If I’d have more time I could make some runs of the scenarios 1 and 2 in a loop however it takes too much time (500 seconds are almost ten minutes and 5 loops with the scenario is almost one hour — this is too much time to spend not working in the office or at home).
Before I start digging into the test results, I guess I should tell you the machines’ configuration I run my tests. So here it comes
- Home: MacBookPro @ 2.30 GHz (x 8), 16 GB 1600 MHz DDR3
- Work: MacBookPro @ 2.66 GHz (x 4), 8 GB 1067 MHz DDR3
So here are the results.
First the last two scenarios compared per extractor on my notebook at home:
As you can see above, which extractor comes first is finished in less time. This can happen because of Java garbage collection while the second extractor is working.
I got some free CPU time at work (in the night) so I added a loop to the execution. Below you can see the results of the tests:
As you can see, the first iteration results in a slightly overtime running of the first extraction (remember: in scenario 4 XMLBeam runs first followed by JSoup).
I altered the first two scenarios in the mean time: I ran the whole process of extracting for each tool in a 5-times loop at a time to measure performance with workload and garbage collection running (if needed — it depends always on the VM). This yields a better result than running one extractor only once.
|At work||At home|
As you can see, there is one peek at work with XMLBeam of about 900 seconds for the over 900 data to fetch and write. I guess something ran on my machine in the mean time or the network connection was bad — as it is sometimes.
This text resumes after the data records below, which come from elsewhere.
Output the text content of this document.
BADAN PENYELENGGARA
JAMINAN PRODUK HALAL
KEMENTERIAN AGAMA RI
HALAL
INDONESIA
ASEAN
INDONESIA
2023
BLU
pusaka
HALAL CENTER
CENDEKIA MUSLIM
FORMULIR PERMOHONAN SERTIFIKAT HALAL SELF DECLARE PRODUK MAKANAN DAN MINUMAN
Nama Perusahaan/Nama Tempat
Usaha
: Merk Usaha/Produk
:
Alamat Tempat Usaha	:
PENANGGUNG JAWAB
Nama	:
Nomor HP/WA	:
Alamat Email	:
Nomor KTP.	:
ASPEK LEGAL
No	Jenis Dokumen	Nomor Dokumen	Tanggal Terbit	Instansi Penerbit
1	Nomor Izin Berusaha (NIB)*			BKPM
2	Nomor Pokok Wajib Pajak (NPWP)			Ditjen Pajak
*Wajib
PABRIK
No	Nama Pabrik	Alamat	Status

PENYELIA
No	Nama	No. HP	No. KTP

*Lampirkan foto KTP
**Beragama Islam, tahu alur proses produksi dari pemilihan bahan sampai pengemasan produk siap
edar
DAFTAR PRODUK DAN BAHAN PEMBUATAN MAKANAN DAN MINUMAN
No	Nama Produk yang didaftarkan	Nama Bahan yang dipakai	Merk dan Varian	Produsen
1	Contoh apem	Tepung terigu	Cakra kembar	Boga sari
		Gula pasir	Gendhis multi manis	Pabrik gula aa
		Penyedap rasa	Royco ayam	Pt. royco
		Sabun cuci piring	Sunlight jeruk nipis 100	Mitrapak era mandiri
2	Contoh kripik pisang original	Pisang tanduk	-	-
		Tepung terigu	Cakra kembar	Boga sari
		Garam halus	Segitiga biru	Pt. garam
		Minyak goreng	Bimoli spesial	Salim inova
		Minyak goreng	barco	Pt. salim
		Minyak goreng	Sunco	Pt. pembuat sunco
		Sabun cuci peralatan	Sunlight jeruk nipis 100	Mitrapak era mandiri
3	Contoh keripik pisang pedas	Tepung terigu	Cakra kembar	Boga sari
Maybe I could implement such a looping-variation for the scenarios 3 and 4 although it would take about 2 hours for each to finish. And at work I do not have 4 hours of free time where I can monitor the application and the runtimes (4 hours because there are two scenarios).
Eventually I’ll do this at an evening — starting the application with a loop for each scenario and get the results next day. This would be it. If I can finish it till the article you’ll get to know.
Another option would be setting up my old RaspberryPi with Java and a new image and let the processes run there. I guess it would take a little bit more time because the performance is much smaller than on my two Macs. But it would make it possible to have another benchmark. If I do this I’ll tell you the results. But first I need to find my RasPi somewhere in the vault 🙂
There is no golden rule I can give you which tool to use further on. I only have some advices:
- If you have an ill-formed HTML: use JSoup. It can handle this problem for you and you do not have to do any errands (tidying the HTML, disabling validation and so on).
- If you have a well-formed HTML: use JSoup. This is because you have more freedom to play with cssquery than with XPath 1.0. Naturally sometimes you need some trick to get all the text you want — but it is not so bad. And JSoup is a little bit faster.
I prefer XMLBeam because it is less code and you can only get lost in XPath but you do not need any looping through child nodes — however sometimes this is the best solution.